Research Bulletin (Iowa Agriculture and Home Economics Experiment Station)


It is widely accepted that agriculture is one of the riskier industries in the United States; the wide fluctuations experienced in grain and livestock prices are well known (Nelson et al., 32, pp. 131-132). Cattle feeding in recent years has been notoriously volatile in profitability, resulting primarily from fluctuations in feed costs and feeder cattle and fed cattle prices (Futrell and Bums, 12).

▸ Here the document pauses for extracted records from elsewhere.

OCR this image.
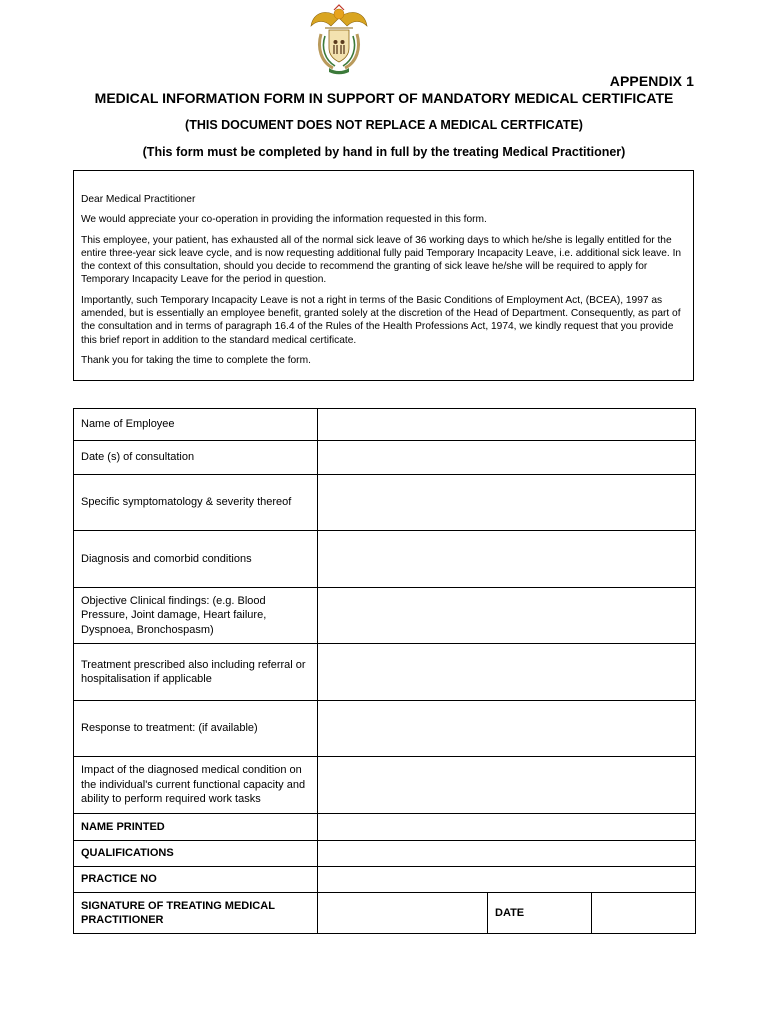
APPENDIX 1
MEDICAL INFORMATION FORM IN SUPPORT OF MANDATORY MEDICAL CERTIFICATE
(THIS DOCUMENT DOES NOT REPLACE A MEDICAL CERTFICATE)
(This form must be completed by hand in full by the treating Medical Practitioner)

Dear Medical Practitioner

We would appreciate your co-operation in providing the information requested in this form.

This employee, your patient, has exhausted all of the normal sick leave of 36 working days to which he/she is legally entitled for the entire three-year sick leave cycle, and is now requesting additional fully paid Temporary Incapacity Leave, i.e. additional sick leave. In the context of this consultation, should you decide to recommend the granting of sick leave he/she will be required to apply for Temporary Incapacity Leave for the period in question.

Importantly, such Temporary Incapacity Leave is not a right in terms of the Basic Conditions of Employment Act, (BCEA), 1997 as amended, but is essentially an employee benefit, granted solely at the discretion of the Head of Department. Consequently, as part of the consultation and in terms of paragraph 16.4 of the Rules of the Health Professions Act, 1974, we kindly request that you provide this brief report in addition to the standard medical certificate.

Thank you for taking the time to complete the form.

Name of Employee			
Date (s) of consultation			
Specific symptomatology & severity thereof			
Diagnosis and comorbid conditions			
Objective Clinical findings: (e.g. Blood Pressure, Joint damage, Heart failure, Dyspnoea, Bronchospasm)			
Treatment prescribed also including referral or hospitalisation if applicable			
Response to treatment: (if available)			
Impact of the diagnosed medical condition on the individual's current functional capacity and ability to perform required work tasks			
NAME PRINTED			
QUALIFICATIONS			
PRACTICE NO			
SIGNATURE OF TREATING MEDICAL PRACTITIONER		DATE	
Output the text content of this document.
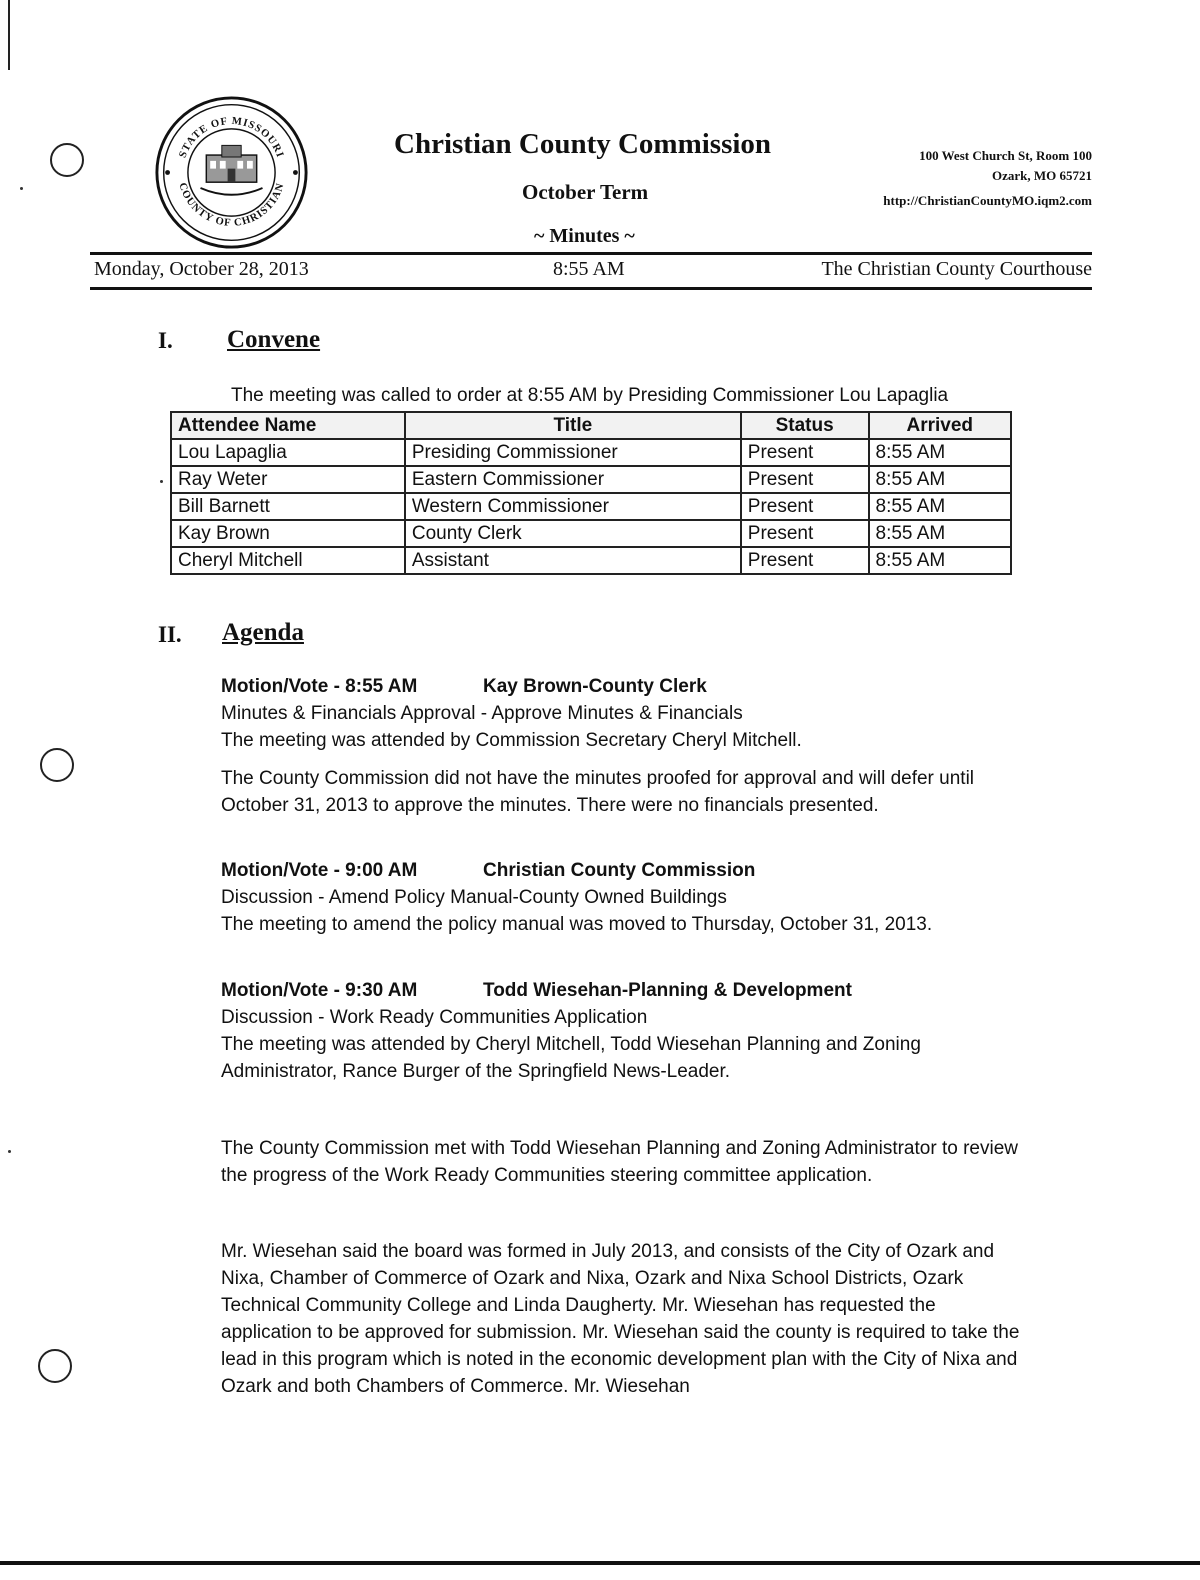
STATE OF MISSOURI
COUNTY OF CHRISTIAN
Christian County Commission
October Term
~ Minutes ~
100 West Church St, Room 100
Ozark, MO 65721
http://ChristianCountyMO.iqm2.com
Monday, October 28, 2013	8:55 AM	The Christian County Courthouse
I. Convene
The meeting was called to order at 8:55 AM by Presiding Commissioner Lou Lapaglia
Attendee Name	Title	Status	Arrived
Lou Lapaglia	Presiding Commissioner	Present	8:55 AM
Ray Weter	Eastern Commissioner	Present	8:55 AM
Bill Barnett	Western Commissioner	Present	8:55 AM
Kay Brown	County Clerk	Present	8:55 AM
Cheryl Mitchell	Assistant	Present	8:55 AM
II. Agenda
Motion/Vote - 8:55 AM	Kay Brown-County Clerk
Minutes & Financials Approval - Approve Minutes & Financials
The meeting was attended by Commission Secretary Cheryl Mitchell.
The County Commission did not have the minutes proofed for approval and will defer until October 31, 2013 to approve the minutes. There were no financials presented.
Motion/Vote - 9:00 AM	Christian County Commission
Discussion - Amend Policy Manual-County Owned Buildings
The meeting to amend the policy manual was moved to Thursday, October 31, 2013.
Motion/Vote - 9:30 AM	Todd Wiesehan-Planning & Development
Discussion - Work Ready Communities Application
The meeting was attended by Cheryl Mitchell, Todd Wiesehan Planning and Zoning Administrator, Rance Burger of the Springfield News-Leader.
The County Commission met with Todd Wiesehan Planning and Zoning Administrator to review the progress of the Work Ready Communities steering committee application.
Mr. Wiesehan said the board was formed in July 2013, and consists of the City of Ozark and Nixa, Chamber of Commerce of Ozark and Nixa, Ozark and Nixa School Districts, Ozark Technical Community College and Linda Daugherty. Mr. Wiesehan has requested the application to be approved for submission. Mr. Wiesehan said the county is required to take the lead in this program which is noted in the economic development plan with the City of Nixa and Ozark and both Chambers of Commerce. Mr. Wiesehan
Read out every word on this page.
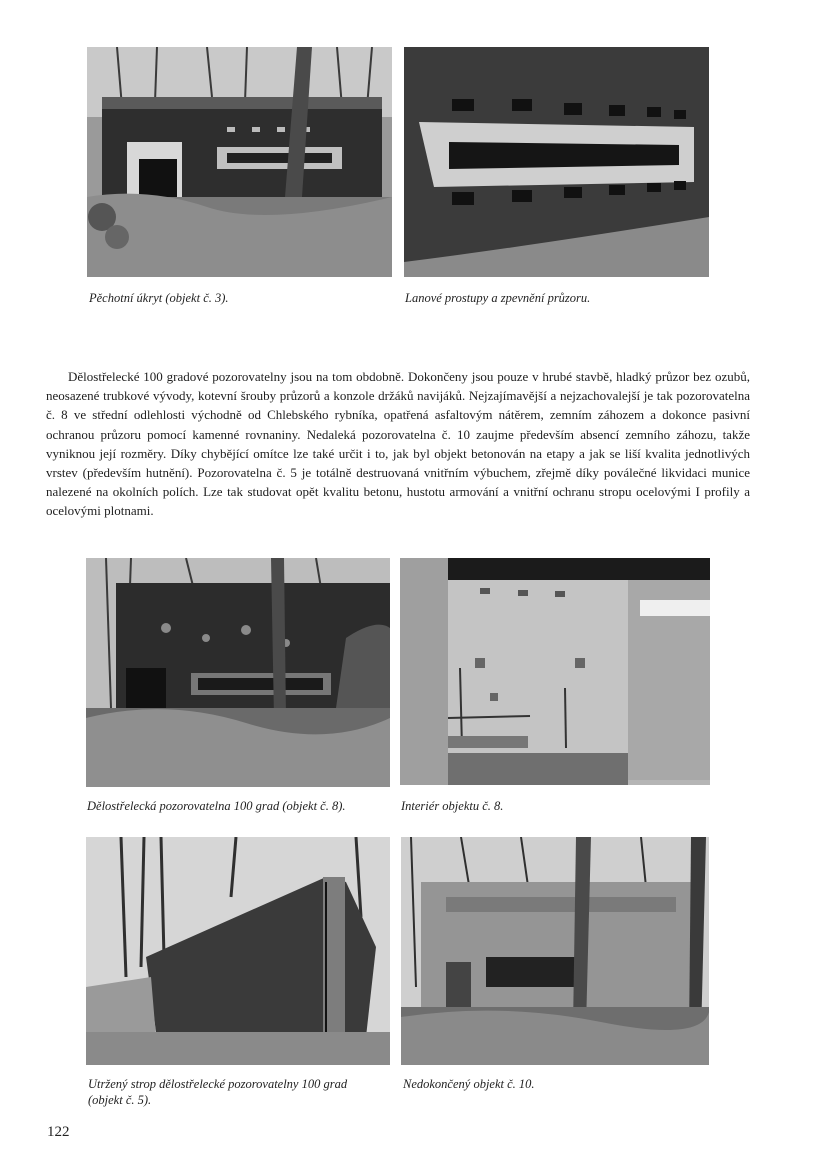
Pěchotní úkryt (objekt č. 3).	Lanové prostupy a zpevnění průzoru.

Dělostřelecké 100 gradové pozorovatelny jsou na tom obdobně. Dokončeny jsou pouze v hrubé stavbě, hladký průzor bez ozubů, neosazené trubkové vývody, kotevní šrouby průzorů a konzole držáků navijáků. Nejzajímavější a nejzachovalejší je tak pozorovatelna č. 8 ve střední odlehlosti východně od Chlebského rybníka, opatřená asfaltovým nátěrem, zemním záhozem a dokonce pasivní ochranou průzoru pomocí kamenné rovnaniny. Nedaleká pozorovatelna č. 10 zaujme především absencí zemního záhozu, takže vyniknou její rozměry. Díky chybějící omítce lze také určit i to, jak byl objekt betonován na etapy a jak se liší kvalita jednotlivých vrstev (především hutnění). Pozorovatelna č. 5 je totálně destruovaná vnitřním výbuchem, zřejmě díky poválečné likvidaci munice nalezené na okolních polích. Lze tak studovat opět kvalitu betonu, hustotu armování a vnitřní ochranu stropu ocelovými I profily a ocelovými plotnami.

Dělostřelecká pozorovatelna 100 grad (objekt č. 8).	Interiér objektu č. 8.
Utržený strop dělostřelecké pozorovatelny 100 grad
(objekt č. 5).
Nedokončený objekt č. 10.
122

Risk management is important for a successful farm operation (Nelson et al., 32, pp. 169-184). One possible way to manage risk is through the choice of firm size and leverage (debt in relationship to total assets) configuration. As farm size is increased, the need for nonequity funds to finance land and machinery purchases as well as operating expenses becomes larger. Greater use of credit results in larger fixed repayment commitments, and a drop in income creates the possibility that obligations may not be met (Nelson et al., 32, p. 97). In that case, past savings of the firm would need to be used, and the accumulated wealth of the firm could be seriously or totally impaired. Consequently, a cautious or risk-averse farmer would be expected to rely more on internally generated funds rather than on credit to finance asset expansion and production expenses. This more conservative use of borrowed funds implies that the firm employs fewer assets than if it were more highly leveraged.